Of course, the notion that the Brown Thrasher is the World's Best Singer rests on a scientist's view of his singing abilities. What are the crucial criteria? It has the largest known repertoire of any song bird; any given Brown Thrasher on a good day can go through more than 1000 different songs before repeating himself. I can confirm that I spent quite a bit of the morning listening to our homeboy songster without hearing a single musical recapitulation.
Of course, each song is usually immediately repeated at least once (sometimes twice and sometimes not at all) before the bird moves on to the rest of its extended repertoire. And the general tone is a bit husky -- without the melodic glow of a thrush or the tonal variety of a Mockingbird. He likes to sit high and broadcast his music over a wide area and these qualities make it fairly easy to identify a thrasher song long before you actually find the bird (hint: look high). In a purely esthetic judgment, the thrasher might not be everyone's #1. Also he is sometimes overlooked because this large, long-tailed, streaked, mimid (relative of catbirds and mockingbirds) has a short singing season -- mid-May to late June or early July at the maximum. The time to enjoy it is now!
The thrasher wasn't the only bird music heard this morning. I had an inquiry yesterday about Tufted Titmouse songs and, since we have a titmouse that sings every morning right outside the bedroom window, I decided to do some avian musicological studies while still in bed! All the guidebooks will tell you that the Tufted Titmouse sings 'peter, peter, peter'. But this bird's principal song consisted of a single note, repeated immediately and obsessively some 40 or 50 times. He then switched to another song, a kind of short glissando or sliding note, also repeated dozens of times. Finally, the classic 'pee-ter, pee-ter, pee-ter' -- a fast two note chant also repeated over and over again. Within his tiny vocal range, titmice (or is it titmouses?) produce a surprising variety of notes. In fact, my rule is that, if I can't identify the call, it's probably a Tufted Titmouse!
The Purple Martins decided that this foggy, cloudy, drippy morning was not a good time to venture out.
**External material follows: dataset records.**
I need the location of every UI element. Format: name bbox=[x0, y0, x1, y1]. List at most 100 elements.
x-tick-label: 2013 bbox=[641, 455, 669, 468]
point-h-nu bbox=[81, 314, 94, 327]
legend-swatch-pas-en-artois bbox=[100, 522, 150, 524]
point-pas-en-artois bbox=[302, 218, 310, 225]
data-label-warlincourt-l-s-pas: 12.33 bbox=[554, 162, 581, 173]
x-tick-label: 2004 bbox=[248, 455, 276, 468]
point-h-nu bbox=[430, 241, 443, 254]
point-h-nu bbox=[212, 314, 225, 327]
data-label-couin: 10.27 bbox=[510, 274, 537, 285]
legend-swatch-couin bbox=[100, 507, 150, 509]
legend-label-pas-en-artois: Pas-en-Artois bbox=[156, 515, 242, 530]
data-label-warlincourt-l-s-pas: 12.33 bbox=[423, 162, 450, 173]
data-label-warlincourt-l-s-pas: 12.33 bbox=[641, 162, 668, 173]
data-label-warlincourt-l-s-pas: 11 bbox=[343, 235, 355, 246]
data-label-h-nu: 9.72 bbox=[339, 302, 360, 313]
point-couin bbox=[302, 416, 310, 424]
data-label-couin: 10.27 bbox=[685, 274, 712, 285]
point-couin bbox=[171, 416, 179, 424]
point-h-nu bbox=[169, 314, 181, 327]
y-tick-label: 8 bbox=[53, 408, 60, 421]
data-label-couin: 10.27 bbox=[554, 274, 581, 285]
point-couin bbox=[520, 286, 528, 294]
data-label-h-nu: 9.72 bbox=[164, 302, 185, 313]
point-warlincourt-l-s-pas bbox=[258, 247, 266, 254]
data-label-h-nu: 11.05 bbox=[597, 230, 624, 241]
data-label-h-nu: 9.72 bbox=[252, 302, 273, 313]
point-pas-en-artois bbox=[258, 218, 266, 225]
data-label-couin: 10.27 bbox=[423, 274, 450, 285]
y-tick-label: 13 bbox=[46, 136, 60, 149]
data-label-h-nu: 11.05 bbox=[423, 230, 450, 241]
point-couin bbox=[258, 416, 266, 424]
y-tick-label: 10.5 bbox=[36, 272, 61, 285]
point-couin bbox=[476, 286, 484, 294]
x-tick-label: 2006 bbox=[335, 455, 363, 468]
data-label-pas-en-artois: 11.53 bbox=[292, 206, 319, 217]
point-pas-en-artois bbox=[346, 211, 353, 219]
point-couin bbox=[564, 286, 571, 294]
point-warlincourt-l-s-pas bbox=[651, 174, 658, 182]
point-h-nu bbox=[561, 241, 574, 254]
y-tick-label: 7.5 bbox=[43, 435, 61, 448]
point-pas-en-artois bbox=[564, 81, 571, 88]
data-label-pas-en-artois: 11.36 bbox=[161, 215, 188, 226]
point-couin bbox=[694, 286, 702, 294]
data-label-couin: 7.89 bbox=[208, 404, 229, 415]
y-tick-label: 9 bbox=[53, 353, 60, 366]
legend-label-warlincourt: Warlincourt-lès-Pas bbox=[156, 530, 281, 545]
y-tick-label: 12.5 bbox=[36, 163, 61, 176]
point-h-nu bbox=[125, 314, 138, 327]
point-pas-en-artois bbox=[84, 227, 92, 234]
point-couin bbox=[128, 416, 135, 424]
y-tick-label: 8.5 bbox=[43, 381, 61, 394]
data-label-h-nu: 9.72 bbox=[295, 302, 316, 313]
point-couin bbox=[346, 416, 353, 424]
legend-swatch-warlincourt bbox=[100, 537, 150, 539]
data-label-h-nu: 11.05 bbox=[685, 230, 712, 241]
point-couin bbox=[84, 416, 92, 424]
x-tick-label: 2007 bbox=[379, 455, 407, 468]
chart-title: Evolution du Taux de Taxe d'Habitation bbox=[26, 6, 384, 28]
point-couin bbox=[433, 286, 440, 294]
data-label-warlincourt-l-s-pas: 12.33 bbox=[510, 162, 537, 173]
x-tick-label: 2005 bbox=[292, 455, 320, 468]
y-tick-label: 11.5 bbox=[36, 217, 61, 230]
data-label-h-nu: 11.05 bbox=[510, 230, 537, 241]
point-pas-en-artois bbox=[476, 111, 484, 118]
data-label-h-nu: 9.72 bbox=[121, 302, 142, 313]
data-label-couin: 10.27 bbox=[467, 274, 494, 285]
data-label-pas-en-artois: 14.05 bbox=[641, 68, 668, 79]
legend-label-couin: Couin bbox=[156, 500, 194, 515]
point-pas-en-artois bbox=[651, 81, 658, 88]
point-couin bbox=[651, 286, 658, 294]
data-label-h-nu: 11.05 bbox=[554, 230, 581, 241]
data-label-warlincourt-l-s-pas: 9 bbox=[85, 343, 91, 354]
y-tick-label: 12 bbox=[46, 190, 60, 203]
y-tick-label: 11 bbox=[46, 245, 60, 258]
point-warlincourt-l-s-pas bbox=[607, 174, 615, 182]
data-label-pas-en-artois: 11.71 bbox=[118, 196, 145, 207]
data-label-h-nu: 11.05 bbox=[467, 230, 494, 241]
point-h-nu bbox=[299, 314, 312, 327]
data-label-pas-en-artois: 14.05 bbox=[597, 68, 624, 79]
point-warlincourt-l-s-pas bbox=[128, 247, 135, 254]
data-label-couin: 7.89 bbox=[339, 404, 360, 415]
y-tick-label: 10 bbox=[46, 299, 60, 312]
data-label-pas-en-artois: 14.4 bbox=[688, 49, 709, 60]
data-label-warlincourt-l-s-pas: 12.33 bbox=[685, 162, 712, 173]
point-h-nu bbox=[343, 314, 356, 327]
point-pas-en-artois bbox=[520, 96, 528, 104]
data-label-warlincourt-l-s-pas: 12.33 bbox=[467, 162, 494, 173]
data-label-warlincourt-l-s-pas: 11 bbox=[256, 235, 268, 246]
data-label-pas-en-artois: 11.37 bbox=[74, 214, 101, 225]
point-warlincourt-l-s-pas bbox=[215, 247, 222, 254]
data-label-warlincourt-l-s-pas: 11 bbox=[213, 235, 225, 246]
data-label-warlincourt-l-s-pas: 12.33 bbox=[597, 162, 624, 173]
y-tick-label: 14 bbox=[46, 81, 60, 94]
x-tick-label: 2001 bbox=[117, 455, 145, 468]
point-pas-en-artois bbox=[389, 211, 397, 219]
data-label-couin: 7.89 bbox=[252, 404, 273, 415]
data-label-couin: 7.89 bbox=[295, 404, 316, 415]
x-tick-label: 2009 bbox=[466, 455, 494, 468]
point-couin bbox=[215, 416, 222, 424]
By the time I got down to the pond, they were all still close to home, continuing their melodious morning communal chatter (martin lovers like to call it their 'morning song'). Since the birds were mostly perched on and around their nesting gourds, I was able to count 27 or 28 birds. Some of the birds may have been inside the gourds (or aways from the nesting area), so I could estimate that the colony holds perhaps 3 dozen birds with the potential for more than a dozen pairs. There is also now a second colony around a smaller collection of gourds hanging near the mouth of Little Weesuck on the opposite side of Weesuck Creek and there is at least one other colony in the neighborhood. Martins like to nest in open areas near water and marsh where there are insects to feed on.